Кондрат и ему горстку гороха отсыпал, засмеялся в курчавую бороду:
– А ты что, сказочку про кочетка не слыхал, что ли?
– Не доводилось, – вздохнул Зерщиков.
– Стариков со старухами слухать надо, Илья, – ответил на то Булавин. – У нас в Трехизбянской эти сказки каждая бабка знает.
– Я же в Черкасском вырастал, – смутился Илюха.
– Да и сказочка-то невелика, всего на три слова. Увидала, мол, курочка соседского кочетка, говорит: давай вместях жить, Петя! А кочеток пытает: какой, мол, от того прок будет? А курочка и говорит: прок, мол, будет великий! Я, мол, бобок найду, половинку тебе дам, а половинку сама съем – обое сыты будем. Ты бобок найдешь, половинку проглотишь, а половинку мне дашь, и опять обое сыты…

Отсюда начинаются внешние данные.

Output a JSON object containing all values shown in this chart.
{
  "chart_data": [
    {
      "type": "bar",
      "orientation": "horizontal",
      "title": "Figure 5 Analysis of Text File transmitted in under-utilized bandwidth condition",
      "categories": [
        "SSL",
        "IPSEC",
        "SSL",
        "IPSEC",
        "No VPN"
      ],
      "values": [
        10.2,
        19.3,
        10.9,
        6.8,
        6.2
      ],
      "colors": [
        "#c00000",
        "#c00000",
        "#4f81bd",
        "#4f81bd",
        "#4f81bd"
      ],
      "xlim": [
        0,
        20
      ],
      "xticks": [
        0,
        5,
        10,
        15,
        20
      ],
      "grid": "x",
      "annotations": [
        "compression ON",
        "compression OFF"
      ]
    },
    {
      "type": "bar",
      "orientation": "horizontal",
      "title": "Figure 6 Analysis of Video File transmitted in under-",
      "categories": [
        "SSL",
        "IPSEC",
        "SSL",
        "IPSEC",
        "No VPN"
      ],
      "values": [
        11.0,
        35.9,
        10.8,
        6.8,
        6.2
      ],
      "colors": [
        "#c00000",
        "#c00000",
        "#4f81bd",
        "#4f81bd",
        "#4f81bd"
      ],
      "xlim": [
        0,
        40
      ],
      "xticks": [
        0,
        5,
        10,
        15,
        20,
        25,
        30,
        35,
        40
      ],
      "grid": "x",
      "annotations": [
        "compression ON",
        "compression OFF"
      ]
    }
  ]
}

Кондратий выплюнул очередную долю горошины, глянул на Зерщикова сбоку и, удерживая поводья, разгладил свободной рукой конскую гриву. Лошади шли вровень.
– Чего же у них из этого вышло? – дотошно спросил Илюха.
– Неладно вышло. Курочка-то бобок нашла, половинку съела, а другую кочетку отдала – оба, выходит, сыты. Потом кочеток нашел бобок, оглянулся. Ну, видит, что она своим занята, и глотнул целиком…
– Так-таки и глотнул? – ахнул Илья.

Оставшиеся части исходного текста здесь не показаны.